10. Eligible fertile patients (male and female) must agree to use an effective method of
contraception (hormonal or barrier or abstinence) with their partners from the study
initiation until at least 7 months after the last treatment; women of childbearing
potential must have a negative serum pregnancy test within 14 days prior to
enrollment.

Exclusion Criteria (Limit: 15,000 characters)

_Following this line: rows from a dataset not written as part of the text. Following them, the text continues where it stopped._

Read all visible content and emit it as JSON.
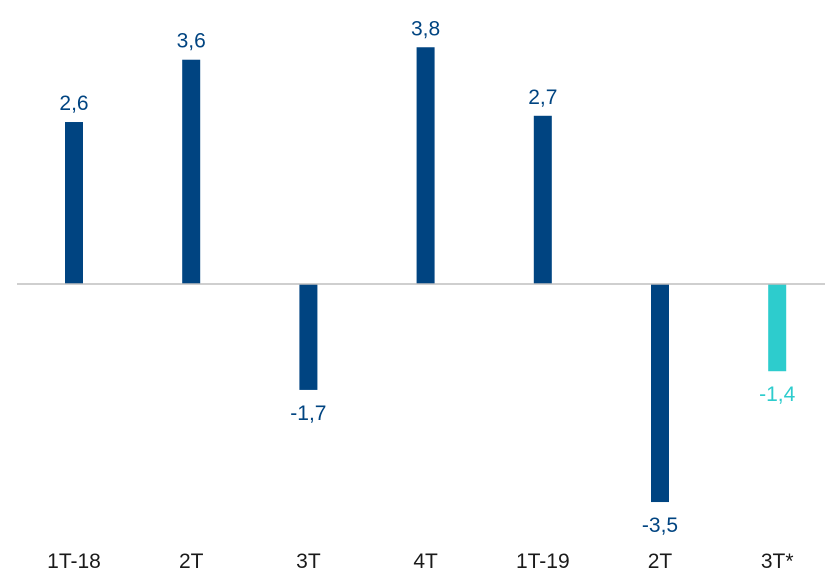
{
  "chart_data": {
    "type": "bar",
    "categories": [
      "1T-18",
      "2T",
      "3T",
      "4T",
      "1T-19",
      "2T",
      "3T*"
    ],
    "values": [
      2.6,
      3.6,
      -1.7,
      3.8,
      2.7,
      -3.5,
      -1.4
    ],
    "value_labels": [
      "2,6",
      "3,6",
      "-1,7",
      "3,8",
      "2,7",
      "-3,5",
      "-1,4"
    ],
    "title": "",
    "xlabel": "",
    "ylabel": "",
    "ylim": [
      -4.0,
      4.0
    ],
    "grid": false,
    "legend": "none",
    "colors": {
      "actual": "#004481",
      "forecast": "#2dcccd",
      "zero_line": "#bfbfbf"
    },
    "forecast_index": [
      6
    ]
  }
}
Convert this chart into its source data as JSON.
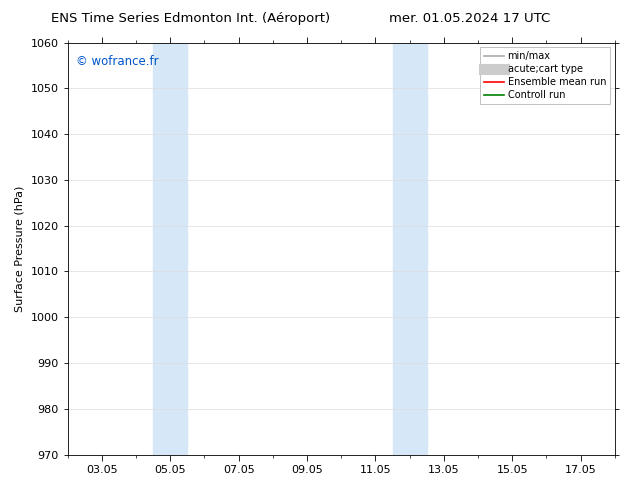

1. Patients with leukemia type PTCL (adult T-cell leukemia/lymphoma, etc.), or in
lymphoma leukemia stage (malignant cell proportion of > 20% in bone marrow
examination); or with central nervous system (CNS) involvement, or with complicated of
hemophagocytic syndrome.

2. History of allergy and contraindications to the same class and excipients of the
experimental drug.;

3. Patients have one of the following conditions in the previous anti-tumor treatments:1)
Patients received mitoxantrone or liposome mitoxantrone within 6 months;2) Patients
who was treated with Chidamide and the efficacy was evaluated as PD; Patients who was
treated with Chidamide within 6 months (if the patients have been treated with
Chidamide for no more than 2 weeks, had no clear evidence of PD and no intolerable
toxicity during the treatment period, and discontinued therapy for other reasons, may
be considered with the investigator's consent);3) Those receiving treatment of
Adriamycin or other anthracyclines previously, with the total cumulative dose of > 360
mg/m2 (other anthracycline drugs: 1 mg of epirubicin/pyramycin/daunorubicin is
equivalent to 0.5 mg of doxorubicin, 1 mg of deoxydaunorubicin is equivalent to 2 mg
of doxorubicin);4) Those received anti-tumor treatment, including cytotoxic
chemotherapy, radiotherapy and targeted drug therapy within 4 weeks prior to the first
use of the study drug, or immunomodulators (thalidomide, lenalidomide) within 3 weeks;
or hormone or herbal therapy with lymphoma as indication within 2 weeks;

4. Participated in other clinical studies and received therapy within 4 weeks prior to
the first administration of the study drug;

5. Those received allogeneic hematopoietic stem cell transplantation previously and
autologous hematopoietic stem cell transplantation within 6 months;

6. Adverse reactions from the previous anti-tumor treatment have not yet recovered
(>Grade 1 in NCI-CTCAE [Version 4.03], with the exception of hair loss and
pigmentation);

7. Subjects with the impaired cardiac function or significant heart disease, including
but not limited to:1) Myocardial infarction, congestive heart failure and viral
myocarditis occurred 6 months before screening; heart disease with symptoms requiring
treatment and intervention, such as unstable angina, arrhythmia, etc.;2) Congestive
heart failure of ≥Grade 2 according to the New York Heart Association
Classification;3) Cardiac ejection fraction less than 50% or less than the lower limit
of the reference range of the laboratory examination used in the Research Center;4)
Persistent myocardial disease;5) QTc > 450 milliseconds, or congenital long QT
syndrome.

8. Patients with active infection, including hepatitis B (positive hepatitis B virus
surface antigen and HBV-DNA titer higher than the upper limit of the reference range)
and hepatitis C (positive hepatitis C virus RNA and HCV-RNA titer higher than the
upper limit of the reference range);

9. History of severe autoimmune disease and immunodeficiency, including positive for
human immunodeficiency virus (HIV); or other acquired or congenital immune deficiency
diseases; or a history of organ transplantation;

10. Patients with other malignant tumors in the past five years (except the cured
non-melanoma skin basal cell carcinoma and cervical carcinoma in situ);

11. Major surgery within 6 weeks prior to screening. or have a surgical schedule during
the study period;

12. Patients have significant gastrointestinal disorders that may affect the ingestion,
transportation, or absorption of the drug (e.g., inability to swallow, chronic
diarrhea, intestinal obstruction, etc.) during the screening period;

13. Patients have uncontrolled hypertension (systolic pressure of 180 mmHg and/or
diastolic pressure of 110 mmHg after treatment); or type 2 diabetes that cannot be
controlled by oral hypoglycemic drugs or insulin therapy;

14. History of mental illness or history of drug abuse or dependence;

15. Pregnant or lactating women;

16. Not suitable for this study as determined by the investigator due to other reasons.